There has, in recent years, been a fashion for binging on cheap debt to furnish share buy backs or overly generous dividend payments, while overstuffing the bonuses of CEOs, among large firms. Those indulging in this sort of “financial engineering” are the authors of their own misfortune now the pigeons are coming home to roost.

It should also be remembered that the support made available to businesses from government is considerable, ranging from state-backed loans, to business rate holidays to the job retention scheme covering the wages of staff put on furlough. Banks have also been ordered to play nice.

As a package, it’s rather more generous than the help offered to individuals, some of whom will find themselves thrust onto the rocky shores of universal credit, some of whom will be facing quite severe financial difficulties.

The option of flouting consumer law to keep the show on the road is not something open to those in that unhappy position.

So while we can have a certain amount of sympathy for businesses finding themselves on the horns of a Covid-19 dilemma, it can only go so far.

The CMA’s statement also makes clear that the conduct of some firms is nothing short of reprehensible.

It warns that “businesses should not be profiting by ‘double recovering’ their money from the government and from customers”.
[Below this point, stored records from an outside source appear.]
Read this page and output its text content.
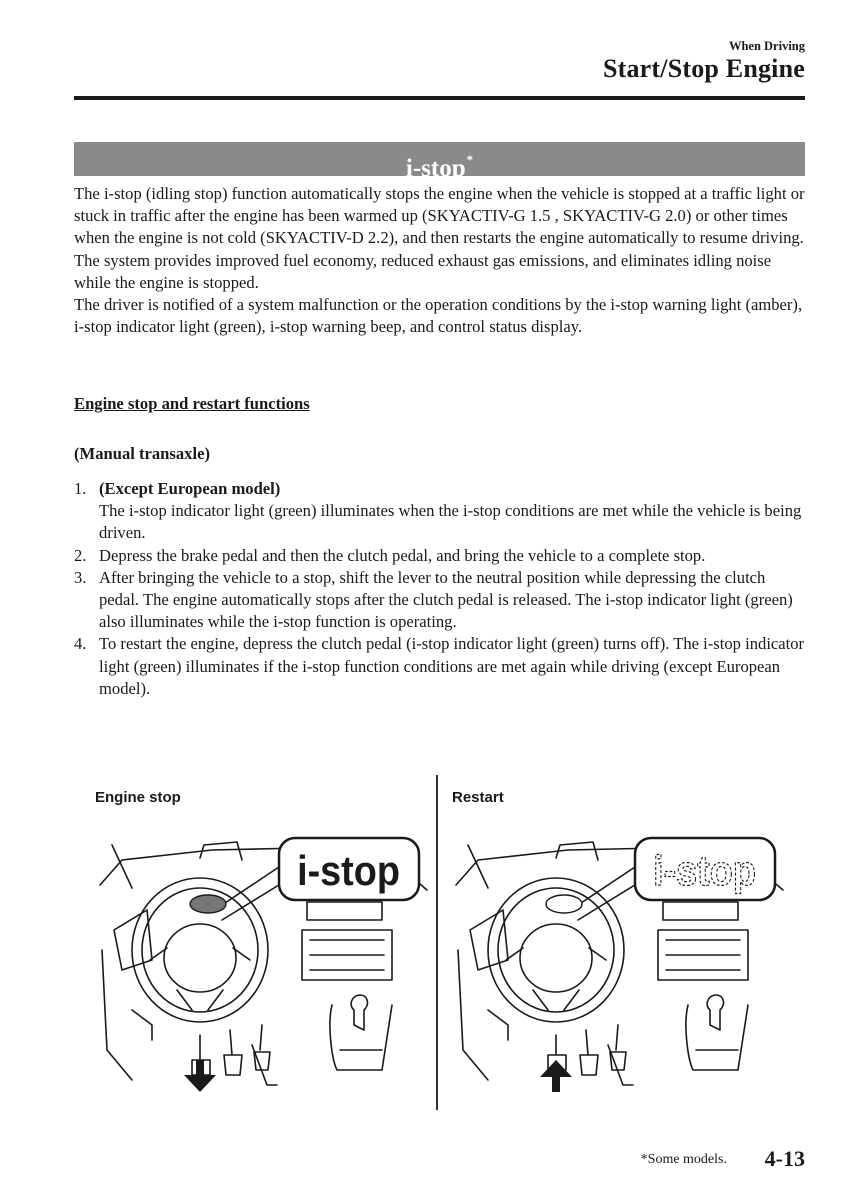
When Driving
Start/Stop Engine
i-stop*

The i-stop (idling stop) function automatically stops the engine when the vehicle is stopped at a traffic light or stuck in traffic after the engine has been warmed up (SKYACTIV-G 1.5 , SKYACTIV-G 2.0) or other times when the engine is not cold (SKYACTIV-D 2.2), and then restarts the engine automatically to resume driving. The system provides improved fuel economy, reduced exhaust gas emissions, and eliminates idling noise while the engine is stopped.

The driver is notified of a system malfunction or the operation conditions by the i-stop warning light (amber), i-stop indicator light (green), i-stop warning beep, and control status display.

Engine stop and restart functions
(Manual transaxle)
1. (Except European model)
The i-stop indicator light (green) illuminates when the i-stop conditions are met while the vehicle is being driven.
2. Depress the brake pedal and then the clutch pedal, and bring the vehicle to a complete stop.
3. After bringing the vehicle to a stop, shift the lever to the neutral position while depressing the clutch pedal. The engine automatically stops after the clutch pedal is released. The i-stop indicator light (green) also illuminates while the i-stop function is operating.
4. To restart the engine, depress the clutch pedal (i-stop indicator light (green) turns off). The i-stop indicator light (green) illuminates if the i-stop function conditions are met again while driving (except European model).
Engine stop	Restart
i-stop	i-stop
*Some models. 4-13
This implies that it has uncovered instances of that happening. Those behaving in such a matter are no better than the profiteers bulk buying hand sanitiser so they can flog it at £20 a go.

Andrea Coscelli, the regulator’s CEO, has promised to take action against firms thumbing their noses at consumer law.

Regulators are not often popular, but the one Coscelli leads could find itself in that position if it follows through and brings the hammer down on businesses using the current unhappy situation to rip off their customers and the taxpayer.

And the bigger the scalp, the louder the cheers will be.